装備に身を包み血気盛んに自信に満ちた表情をする者、真っ青な顔で仲間に心配されている者、周りを見渡し好奇心旺盛な様子を隠そうともしない者、携帯端末を使い配信をしているのか録画をしているのかハイテンションで騒いでいる者、そしてどこよりも早く実力者に話しかけようとギラギラとした目とカメラで見定めているメディア関係者。
多種多様な様子の人々がお祭り騒ぎで集う中、俺は三塁側のダッグアウトの中でその様子を眺めていた。
よくもまぁこんなにも集めたものだ…。
「隊長、ここに居られたのですね。気持ちは分かりますが気配を消すのは控えて下さい。なれてない者は驚いてしまいます。」
黄昏ていたら話しかけて来た女性は俺の部下であり副隊長の竜胆 蒼。
彼女は長い青髪をかき上げると色っぽい息を吐き隣に座った。
何と言うか細いのに色々でかいと言うか何と言うか…。
女性は男の視線に敏感だと言うし俺は極力彼女の方を見ない様にして会話をする事にする。

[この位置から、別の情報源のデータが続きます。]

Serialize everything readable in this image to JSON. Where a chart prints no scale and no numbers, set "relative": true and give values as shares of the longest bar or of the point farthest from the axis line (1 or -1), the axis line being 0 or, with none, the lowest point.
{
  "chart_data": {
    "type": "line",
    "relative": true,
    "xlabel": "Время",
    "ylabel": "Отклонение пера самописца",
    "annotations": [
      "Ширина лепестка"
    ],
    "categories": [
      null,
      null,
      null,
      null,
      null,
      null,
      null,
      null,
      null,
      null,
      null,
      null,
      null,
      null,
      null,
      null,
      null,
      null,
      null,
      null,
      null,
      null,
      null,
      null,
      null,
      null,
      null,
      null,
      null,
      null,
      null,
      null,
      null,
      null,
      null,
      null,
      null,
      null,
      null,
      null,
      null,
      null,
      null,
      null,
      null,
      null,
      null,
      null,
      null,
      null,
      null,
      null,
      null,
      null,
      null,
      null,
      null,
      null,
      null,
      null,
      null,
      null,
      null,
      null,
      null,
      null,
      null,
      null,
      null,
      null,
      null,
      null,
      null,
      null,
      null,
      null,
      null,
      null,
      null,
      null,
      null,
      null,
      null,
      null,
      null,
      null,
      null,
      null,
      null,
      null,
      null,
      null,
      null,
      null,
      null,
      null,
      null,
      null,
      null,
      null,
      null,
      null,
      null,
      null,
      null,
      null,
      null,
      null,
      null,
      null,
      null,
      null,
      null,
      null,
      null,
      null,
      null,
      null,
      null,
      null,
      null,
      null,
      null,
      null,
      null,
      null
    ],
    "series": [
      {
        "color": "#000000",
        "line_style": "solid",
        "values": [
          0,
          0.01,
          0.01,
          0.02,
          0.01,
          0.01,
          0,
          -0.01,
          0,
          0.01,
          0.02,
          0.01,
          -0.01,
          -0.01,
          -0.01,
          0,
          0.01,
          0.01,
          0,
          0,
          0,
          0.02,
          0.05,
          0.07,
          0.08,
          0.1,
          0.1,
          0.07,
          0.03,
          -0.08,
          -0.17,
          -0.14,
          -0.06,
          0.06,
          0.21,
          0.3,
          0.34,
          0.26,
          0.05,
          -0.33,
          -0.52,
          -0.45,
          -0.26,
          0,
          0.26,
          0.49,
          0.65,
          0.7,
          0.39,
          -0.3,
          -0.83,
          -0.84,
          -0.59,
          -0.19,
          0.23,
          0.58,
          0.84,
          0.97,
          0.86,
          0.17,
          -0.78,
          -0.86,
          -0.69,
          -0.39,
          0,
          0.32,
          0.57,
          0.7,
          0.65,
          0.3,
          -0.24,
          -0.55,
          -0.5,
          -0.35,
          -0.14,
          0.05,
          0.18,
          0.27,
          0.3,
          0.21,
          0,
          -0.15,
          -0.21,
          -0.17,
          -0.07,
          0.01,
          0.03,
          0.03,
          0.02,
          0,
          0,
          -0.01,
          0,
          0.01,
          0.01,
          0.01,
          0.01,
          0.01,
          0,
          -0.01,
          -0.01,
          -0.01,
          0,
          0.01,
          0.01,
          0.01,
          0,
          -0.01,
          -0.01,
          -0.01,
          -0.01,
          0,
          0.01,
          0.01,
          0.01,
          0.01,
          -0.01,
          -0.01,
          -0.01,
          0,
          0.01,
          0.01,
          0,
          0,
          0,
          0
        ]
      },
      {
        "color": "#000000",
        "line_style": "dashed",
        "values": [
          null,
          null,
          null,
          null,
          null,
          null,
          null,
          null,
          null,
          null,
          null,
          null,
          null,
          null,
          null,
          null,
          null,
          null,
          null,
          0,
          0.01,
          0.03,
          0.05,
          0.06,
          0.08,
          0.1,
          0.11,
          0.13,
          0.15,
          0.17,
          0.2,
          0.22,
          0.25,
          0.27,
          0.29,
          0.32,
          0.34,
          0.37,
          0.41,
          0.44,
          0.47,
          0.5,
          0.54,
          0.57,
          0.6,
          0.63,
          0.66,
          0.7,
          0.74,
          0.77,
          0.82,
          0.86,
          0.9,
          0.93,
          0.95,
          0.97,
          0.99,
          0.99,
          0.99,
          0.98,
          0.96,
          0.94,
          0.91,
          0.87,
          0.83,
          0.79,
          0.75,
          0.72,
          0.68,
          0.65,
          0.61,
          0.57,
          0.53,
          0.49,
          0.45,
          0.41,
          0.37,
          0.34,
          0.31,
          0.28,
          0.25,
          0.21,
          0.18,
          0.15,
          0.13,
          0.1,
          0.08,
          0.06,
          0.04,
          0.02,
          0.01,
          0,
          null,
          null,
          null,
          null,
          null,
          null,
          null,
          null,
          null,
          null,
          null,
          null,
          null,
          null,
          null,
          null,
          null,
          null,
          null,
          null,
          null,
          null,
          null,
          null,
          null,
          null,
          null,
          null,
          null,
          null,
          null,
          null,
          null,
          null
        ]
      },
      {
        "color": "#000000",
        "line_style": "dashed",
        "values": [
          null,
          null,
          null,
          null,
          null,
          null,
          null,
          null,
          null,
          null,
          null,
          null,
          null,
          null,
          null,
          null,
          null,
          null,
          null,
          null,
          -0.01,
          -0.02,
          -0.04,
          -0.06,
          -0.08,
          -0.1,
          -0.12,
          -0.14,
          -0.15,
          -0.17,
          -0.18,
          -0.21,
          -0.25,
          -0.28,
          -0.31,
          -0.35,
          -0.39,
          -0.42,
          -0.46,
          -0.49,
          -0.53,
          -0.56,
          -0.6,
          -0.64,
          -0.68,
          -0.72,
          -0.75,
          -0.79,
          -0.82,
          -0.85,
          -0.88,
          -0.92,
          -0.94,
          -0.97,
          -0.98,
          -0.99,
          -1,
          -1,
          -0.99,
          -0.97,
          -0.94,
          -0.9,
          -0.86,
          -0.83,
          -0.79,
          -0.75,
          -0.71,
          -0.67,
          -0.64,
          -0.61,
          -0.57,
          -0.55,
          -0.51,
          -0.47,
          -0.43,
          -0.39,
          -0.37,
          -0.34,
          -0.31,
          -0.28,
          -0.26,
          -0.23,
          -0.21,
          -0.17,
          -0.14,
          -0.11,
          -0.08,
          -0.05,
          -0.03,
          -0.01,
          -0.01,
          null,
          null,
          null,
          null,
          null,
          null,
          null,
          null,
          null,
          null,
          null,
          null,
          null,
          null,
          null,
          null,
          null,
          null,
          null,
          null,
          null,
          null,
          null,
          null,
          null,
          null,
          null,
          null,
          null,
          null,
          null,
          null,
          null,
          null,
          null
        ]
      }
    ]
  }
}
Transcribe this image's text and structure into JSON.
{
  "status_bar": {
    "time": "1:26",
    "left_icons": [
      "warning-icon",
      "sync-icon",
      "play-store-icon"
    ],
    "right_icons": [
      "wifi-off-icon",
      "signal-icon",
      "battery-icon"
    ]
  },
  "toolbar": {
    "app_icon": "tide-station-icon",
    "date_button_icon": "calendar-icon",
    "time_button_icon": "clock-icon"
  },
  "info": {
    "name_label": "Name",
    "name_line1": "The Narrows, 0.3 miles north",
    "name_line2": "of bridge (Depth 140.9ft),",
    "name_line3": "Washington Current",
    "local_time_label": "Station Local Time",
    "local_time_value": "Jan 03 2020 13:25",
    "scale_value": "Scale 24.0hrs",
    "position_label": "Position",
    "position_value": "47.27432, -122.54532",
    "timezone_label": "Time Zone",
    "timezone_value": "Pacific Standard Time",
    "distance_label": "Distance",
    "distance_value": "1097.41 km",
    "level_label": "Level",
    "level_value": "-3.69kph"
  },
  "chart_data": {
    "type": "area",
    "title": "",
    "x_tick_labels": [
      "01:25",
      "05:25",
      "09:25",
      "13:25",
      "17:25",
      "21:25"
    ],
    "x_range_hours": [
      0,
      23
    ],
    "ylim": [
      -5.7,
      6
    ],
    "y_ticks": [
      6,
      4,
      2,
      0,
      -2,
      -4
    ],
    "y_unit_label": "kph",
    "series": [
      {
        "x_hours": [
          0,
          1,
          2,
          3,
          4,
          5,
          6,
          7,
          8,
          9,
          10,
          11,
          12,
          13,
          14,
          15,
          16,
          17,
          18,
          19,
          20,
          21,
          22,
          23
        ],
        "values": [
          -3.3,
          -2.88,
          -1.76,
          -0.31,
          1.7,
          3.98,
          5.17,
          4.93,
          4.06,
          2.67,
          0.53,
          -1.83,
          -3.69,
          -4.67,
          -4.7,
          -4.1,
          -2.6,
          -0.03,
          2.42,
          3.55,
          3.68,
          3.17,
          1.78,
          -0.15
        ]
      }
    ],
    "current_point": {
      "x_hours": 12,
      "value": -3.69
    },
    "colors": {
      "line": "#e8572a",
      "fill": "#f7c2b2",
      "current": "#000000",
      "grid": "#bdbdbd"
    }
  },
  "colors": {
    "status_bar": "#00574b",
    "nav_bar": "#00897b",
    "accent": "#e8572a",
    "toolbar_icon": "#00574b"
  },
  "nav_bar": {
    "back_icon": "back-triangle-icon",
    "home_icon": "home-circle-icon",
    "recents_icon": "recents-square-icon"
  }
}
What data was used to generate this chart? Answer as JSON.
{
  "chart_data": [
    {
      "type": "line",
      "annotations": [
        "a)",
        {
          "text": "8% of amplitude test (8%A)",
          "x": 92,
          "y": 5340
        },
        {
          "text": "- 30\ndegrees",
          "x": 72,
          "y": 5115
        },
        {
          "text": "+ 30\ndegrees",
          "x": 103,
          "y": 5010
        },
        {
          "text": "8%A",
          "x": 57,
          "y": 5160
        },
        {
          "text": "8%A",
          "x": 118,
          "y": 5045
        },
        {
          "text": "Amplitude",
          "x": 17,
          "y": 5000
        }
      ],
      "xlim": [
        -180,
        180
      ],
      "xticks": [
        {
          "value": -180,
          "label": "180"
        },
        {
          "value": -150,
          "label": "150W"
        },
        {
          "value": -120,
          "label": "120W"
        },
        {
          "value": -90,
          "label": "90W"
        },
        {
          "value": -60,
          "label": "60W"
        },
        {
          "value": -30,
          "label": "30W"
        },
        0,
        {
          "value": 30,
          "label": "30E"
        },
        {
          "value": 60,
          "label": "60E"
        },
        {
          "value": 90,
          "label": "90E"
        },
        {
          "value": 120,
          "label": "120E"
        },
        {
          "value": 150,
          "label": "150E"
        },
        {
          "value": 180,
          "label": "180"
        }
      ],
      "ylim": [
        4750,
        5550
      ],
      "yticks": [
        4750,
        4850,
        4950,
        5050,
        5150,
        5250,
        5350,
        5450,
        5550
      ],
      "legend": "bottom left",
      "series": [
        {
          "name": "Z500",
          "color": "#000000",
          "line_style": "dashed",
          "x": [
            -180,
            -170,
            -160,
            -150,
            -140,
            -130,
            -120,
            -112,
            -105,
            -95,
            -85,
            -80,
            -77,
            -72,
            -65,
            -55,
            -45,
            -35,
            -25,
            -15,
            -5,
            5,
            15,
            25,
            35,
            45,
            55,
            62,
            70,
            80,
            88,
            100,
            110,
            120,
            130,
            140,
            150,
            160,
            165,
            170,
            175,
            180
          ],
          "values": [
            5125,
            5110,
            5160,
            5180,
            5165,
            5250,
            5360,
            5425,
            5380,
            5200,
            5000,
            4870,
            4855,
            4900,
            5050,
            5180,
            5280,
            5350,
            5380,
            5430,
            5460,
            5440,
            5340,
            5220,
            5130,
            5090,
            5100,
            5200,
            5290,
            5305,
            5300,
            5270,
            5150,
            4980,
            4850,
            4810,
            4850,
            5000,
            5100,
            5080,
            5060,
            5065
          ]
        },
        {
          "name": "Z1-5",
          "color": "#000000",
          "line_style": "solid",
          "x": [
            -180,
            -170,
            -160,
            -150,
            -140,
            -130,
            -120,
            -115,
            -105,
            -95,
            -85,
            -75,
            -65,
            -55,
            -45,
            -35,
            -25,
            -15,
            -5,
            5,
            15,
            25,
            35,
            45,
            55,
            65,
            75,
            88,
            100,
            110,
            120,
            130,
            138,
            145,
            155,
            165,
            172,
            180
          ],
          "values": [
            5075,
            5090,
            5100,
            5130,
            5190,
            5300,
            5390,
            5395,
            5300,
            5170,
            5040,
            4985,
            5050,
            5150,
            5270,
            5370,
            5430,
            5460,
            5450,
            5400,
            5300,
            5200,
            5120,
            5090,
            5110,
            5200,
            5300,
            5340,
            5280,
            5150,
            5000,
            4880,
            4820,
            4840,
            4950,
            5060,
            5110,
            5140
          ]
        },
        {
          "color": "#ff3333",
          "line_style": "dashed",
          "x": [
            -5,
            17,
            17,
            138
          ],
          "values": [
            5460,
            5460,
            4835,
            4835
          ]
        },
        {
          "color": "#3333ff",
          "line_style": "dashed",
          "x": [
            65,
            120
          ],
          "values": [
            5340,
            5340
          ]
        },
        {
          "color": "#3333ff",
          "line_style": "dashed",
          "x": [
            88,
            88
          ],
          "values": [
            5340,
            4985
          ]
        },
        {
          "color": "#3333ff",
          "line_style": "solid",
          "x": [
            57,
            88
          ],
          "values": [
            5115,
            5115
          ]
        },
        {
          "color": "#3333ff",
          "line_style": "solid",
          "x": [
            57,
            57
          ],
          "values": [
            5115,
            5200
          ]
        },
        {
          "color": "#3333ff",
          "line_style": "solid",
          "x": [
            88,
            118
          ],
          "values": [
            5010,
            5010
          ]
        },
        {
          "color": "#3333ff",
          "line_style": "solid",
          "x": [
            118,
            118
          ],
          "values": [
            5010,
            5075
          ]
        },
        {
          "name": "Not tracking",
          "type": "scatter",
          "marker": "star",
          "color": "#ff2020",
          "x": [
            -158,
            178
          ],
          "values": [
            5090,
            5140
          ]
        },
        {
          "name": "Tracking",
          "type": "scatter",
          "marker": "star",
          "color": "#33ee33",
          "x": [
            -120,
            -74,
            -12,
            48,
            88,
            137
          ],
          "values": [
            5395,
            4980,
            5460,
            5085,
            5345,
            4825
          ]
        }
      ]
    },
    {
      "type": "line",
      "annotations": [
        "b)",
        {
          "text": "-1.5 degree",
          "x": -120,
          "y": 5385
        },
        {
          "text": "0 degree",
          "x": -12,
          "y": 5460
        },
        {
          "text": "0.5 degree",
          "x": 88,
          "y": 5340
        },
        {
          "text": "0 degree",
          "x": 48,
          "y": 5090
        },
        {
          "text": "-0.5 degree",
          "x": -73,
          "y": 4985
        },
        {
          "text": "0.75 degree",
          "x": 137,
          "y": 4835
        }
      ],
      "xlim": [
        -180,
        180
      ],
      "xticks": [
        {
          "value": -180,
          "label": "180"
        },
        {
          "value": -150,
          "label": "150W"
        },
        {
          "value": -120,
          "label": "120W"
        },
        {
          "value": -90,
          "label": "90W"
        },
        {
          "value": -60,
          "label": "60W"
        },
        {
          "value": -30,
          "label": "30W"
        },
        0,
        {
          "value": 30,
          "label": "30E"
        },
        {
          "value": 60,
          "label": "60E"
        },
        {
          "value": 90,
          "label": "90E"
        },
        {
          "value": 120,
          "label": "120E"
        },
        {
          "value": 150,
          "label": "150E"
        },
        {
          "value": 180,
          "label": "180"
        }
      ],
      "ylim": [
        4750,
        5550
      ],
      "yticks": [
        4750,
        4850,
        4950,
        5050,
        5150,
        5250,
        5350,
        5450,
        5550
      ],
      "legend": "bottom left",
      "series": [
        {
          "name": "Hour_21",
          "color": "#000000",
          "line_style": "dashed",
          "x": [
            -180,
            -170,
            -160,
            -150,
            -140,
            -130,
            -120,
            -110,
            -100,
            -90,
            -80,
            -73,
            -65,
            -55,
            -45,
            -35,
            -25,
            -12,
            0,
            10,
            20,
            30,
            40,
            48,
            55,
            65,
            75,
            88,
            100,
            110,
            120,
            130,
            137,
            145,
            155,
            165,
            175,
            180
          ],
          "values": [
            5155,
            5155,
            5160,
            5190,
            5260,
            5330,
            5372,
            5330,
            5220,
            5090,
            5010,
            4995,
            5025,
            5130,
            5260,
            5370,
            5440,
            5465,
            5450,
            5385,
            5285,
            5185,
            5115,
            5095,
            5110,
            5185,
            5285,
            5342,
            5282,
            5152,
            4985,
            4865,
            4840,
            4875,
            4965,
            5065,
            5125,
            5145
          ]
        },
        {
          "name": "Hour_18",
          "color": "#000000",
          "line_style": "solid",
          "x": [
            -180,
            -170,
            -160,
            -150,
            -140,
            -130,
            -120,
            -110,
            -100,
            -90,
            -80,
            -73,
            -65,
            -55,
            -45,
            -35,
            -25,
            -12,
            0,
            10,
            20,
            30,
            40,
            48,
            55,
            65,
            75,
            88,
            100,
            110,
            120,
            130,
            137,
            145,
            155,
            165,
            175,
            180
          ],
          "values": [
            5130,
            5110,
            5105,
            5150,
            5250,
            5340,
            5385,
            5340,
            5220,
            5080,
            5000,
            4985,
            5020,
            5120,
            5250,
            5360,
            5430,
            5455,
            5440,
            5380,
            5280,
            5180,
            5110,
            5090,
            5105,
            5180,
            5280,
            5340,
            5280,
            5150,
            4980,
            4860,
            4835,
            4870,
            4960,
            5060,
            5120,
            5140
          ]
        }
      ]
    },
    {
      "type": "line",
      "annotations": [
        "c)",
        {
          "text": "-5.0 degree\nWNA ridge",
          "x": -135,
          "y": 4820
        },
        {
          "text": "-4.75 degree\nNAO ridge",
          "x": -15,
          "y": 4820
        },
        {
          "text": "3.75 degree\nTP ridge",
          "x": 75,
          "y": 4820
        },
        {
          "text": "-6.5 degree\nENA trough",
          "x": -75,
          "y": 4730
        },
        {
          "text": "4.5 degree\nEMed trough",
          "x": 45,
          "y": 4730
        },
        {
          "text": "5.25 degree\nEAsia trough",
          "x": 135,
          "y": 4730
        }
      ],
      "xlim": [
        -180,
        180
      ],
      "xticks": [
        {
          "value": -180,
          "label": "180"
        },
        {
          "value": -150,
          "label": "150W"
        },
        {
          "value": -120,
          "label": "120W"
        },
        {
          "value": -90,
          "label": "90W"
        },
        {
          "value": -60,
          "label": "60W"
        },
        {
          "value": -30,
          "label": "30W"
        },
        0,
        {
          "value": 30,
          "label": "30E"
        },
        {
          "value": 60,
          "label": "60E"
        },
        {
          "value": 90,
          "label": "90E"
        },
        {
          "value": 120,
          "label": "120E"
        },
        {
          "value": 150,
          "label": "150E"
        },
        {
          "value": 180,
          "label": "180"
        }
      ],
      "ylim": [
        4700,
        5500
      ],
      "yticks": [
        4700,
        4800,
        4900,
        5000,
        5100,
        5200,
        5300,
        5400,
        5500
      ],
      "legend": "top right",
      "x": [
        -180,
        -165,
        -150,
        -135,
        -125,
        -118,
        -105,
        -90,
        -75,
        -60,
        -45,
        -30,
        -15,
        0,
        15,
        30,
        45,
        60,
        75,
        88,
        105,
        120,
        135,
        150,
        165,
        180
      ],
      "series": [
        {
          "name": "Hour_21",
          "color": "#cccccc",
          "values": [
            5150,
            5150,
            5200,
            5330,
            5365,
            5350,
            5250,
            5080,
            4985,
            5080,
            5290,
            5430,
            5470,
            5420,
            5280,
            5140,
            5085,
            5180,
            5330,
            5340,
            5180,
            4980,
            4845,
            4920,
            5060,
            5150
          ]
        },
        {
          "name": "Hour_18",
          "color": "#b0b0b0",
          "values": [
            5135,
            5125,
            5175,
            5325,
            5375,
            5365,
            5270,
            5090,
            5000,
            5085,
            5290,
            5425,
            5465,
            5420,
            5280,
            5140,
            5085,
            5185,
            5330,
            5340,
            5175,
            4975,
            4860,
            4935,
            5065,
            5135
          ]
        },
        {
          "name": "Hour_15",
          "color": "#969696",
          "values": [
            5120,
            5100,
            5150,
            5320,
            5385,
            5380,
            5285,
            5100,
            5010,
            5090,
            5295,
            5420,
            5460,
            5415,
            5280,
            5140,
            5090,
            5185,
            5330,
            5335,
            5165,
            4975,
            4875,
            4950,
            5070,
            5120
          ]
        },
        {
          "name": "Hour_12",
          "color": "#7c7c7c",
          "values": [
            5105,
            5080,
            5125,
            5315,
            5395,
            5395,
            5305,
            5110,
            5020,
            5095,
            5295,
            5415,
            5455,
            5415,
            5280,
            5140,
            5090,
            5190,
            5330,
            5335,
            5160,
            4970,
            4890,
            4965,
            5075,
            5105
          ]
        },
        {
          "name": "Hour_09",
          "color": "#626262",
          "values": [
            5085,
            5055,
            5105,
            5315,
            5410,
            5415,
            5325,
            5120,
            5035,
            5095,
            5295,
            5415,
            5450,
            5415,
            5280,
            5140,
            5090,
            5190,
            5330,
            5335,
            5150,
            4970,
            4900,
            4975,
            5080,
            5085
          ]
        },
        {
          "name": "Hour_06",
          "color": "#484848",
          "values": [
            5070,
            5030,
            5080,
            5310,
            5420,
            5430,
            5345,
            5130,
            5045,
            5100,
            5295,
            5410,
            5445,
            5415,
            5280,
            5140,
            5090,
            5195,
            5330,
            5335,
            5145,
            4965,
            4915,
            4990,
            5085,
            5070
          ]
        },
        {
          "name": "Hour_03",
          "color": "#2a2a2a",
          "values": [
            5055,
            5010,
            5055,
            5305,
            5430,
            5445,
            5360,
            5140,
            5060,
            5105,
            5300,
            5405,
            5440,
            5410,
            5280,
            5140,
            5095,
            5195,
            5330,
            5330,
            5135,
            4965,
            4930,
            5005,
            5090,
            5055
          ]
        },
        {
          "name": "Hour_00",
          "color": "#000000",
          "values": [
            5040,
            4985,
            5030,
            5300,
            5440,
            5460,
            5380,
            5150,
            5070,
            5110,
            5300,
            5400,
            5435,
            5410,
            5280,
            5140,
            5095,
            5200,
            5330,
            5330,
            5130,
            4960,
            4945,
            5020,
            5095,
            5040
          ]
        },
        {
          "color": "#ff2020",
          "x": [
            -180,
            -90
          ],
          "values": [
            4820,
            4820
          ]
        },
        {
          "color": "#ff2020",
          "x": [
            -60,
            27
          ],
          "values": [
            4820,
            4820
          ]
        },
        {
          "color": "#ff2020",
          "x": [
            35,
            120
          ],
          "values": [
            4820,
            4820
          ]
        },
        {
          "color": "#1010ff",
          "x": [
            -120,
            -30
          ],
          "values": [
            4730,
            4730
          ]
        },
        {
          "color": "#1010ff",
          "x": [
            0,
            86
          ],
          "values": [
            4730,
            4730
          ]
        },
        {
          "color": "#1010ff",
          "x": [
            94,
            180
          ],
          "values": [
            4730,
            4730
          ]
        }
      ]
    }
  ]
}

「すまないな。けれどこれを見てるとそうしたくなるのもわかるだろ?」
「お気持ちは察しますが隊長は控えめすぎます。そんな事では自信がないと思われてもしょうがないですよ。ご覧になりましたでしょう?SNSで好き勝手言っている連中を。」
「俺は余り気にしてないんだがなぁ…。」
「ダメです、気にしてください。表向きは対等という事になってますが隊長達をはじめ直属の部下である私達も貴方が組織の長であると思っているんです。しっかりしてください。」
SNS辺りから急激に機嫌が悪くなった辺りあの件は相当腹に据えかねたのだろう。
俺は余り気にしていなかったが皆は気にしていたらしい。
「今日も手厳しいなうちの優秀な副隊長さんは。」
「何時も申し上げておりますが私は役職上副隊長になってますが本当は秘書です。私が秘書として付き従う方があれほど侮られては面目が立ちません。」
表面は表情が変わらず冷静そうだが言葉尻の所々に彼女の憤りを感じ思わず身が縮こまる。
俺もよく怒られるが、それとは違う嫌悪感の様なものを感じる…。
どうしてこうなったのか…。
俺は空を仰ぎ見て少し前の事に思いを馳せた。